Vendredi j’ai été à la Fondation Donwahi. Samuel Fosso exposait « african spirits » comme je l’avais déjà annoncé ici. 14 autoportraits (ou selfie, amis du 21ème siècle) exposés pour la circonstance. On pourrait finir par parler de « portraits « tout-court ». En effet, le photographe camerounais s’efface sur chaque photographie. Ce n’est plus lui que le spectateur voit. Images après images, on est face à l’histoire de la lutte pour la cause des africains et des noirs.
Des figures emblématiques sillonnent la pièce : Léopold Sédar Senghor, Angela Davis, Lumumba, Martin luther King… Les interprétations de Samuel Fosso sont menées avec engagement et brio. En fait il n’interprète pas, il incarne. On ne le reconnaîtrait pas dans la pièce tant il s’est fait oublier. De quoi remettre en question l’idée qui veut que l’autoportraitiste soit un narcissique profond.
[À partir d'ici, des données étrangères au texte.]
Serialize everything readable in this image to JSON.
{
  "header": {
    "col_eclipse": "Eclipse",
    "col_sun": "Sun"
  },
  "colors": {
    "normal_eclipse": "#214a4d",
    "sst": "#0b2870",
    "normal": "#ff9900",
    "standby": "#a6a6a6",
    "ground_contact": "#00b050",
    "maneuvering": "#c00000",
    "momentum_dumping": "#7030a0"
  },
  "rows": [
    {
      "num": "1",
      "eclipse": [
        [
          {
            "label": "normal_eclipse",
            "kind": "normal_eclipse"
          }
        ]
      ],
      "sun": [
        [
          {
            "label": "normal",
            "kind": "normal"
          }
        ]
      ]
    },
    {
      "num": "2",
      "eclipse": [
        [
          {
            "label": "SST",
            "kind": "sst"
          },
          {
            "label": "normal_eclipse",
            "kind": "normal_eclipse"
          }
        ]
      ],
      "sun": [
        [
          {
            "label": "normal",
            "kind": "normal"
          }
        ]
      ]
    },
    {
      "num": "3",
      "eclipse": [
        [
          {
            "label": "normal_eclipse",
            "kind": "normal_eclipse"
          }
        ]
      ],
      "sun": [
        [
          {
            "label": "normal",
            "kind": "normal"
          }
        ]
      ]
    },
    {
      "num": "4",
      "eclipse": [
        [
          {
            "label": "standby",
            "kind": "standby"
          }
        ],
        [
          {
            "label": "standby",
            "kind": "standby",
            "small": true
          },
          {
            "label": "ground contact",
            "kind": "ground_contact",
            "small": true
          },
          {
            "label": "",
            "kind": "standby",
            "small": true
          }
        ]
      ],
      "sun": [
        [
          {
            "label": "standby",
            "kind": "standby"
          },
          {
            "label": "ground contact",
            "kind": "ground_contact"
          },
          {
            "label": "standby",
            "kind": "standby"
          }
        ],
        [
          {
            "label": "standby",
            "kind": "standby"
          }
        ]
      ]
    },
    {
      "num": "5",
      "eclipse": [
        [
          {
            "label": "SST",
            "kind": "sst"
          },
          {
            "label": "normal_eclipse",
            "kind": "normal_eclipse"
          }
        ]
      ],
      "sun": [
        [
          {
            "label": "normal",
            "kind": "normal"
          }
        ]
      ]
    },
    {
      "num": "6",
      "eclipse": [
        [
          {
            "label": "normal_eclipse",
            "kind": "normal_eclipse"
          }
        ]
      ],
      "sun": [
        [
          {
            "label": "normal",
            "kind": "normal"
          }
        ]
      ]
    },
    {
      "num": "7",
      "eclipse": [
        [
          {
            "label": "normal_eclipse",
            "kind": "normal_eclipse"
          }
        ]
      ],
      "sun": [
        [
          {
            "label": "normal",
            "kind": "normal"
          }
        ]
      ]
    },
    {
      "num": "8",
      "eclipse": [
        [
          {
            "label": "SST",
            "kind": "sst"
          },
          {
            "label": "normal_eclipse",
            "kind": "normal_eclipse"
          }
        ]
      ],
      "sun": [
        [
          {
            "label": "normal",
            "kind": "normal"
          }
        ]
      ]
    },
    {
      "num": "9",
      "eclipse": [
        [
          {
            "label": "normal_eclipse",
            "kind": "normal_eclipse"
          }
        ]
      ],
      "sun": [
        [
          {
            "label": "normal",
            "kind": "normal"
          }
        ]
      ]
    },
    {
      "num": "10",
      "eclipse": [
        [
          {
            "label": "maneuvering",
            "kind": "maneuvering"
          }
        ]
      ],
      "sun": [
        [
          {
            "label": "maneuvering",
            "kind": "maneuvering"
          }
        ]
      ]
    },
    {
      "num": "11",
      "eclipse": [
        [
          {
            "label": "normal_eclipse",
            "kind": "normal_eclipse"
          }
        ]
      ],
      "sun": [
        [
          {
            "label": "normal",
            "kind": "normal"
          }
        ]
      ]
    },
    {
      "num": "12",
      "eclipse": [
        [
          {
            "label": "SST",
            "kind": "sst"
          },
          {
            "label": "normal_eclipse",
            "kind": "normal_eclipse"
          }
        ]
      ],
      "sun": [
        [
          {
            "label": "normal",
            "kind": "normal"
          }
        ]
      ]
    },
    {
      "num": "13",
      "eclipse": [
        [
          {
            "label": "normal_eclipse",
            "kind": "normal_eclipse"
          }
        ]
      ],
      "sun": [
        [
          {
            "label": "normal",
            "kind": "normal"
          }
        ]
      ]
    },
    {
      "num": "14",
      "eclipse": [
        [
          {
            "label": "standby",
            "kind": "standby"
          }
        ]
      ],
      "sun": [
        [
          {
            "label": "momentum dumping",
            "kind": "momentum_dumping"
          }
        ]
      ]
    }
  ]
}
L’installation de la Fondation Donwahi est favorable au jeu. Dans la première pièce on tente d’identifier chaque personnage, parfois avec hésitation, parfois avec assurance. Dans la deuxième pièce on compare nos réponses à la correction et on se moque assez souvent de ses erreurs. Une belle leçon d’histoire que m’a offert ce vernissage. Parfois nous oublions les symboles de ces événements marquant qui font l’histoire du peuple noir. Nous avons un devoir de mémoire qui parfois nous échappe. Ces photographies m’ont mise face à l’histoire. La nôtre. J’ai été à l’école vendredi. J’ai étudié l’histoire.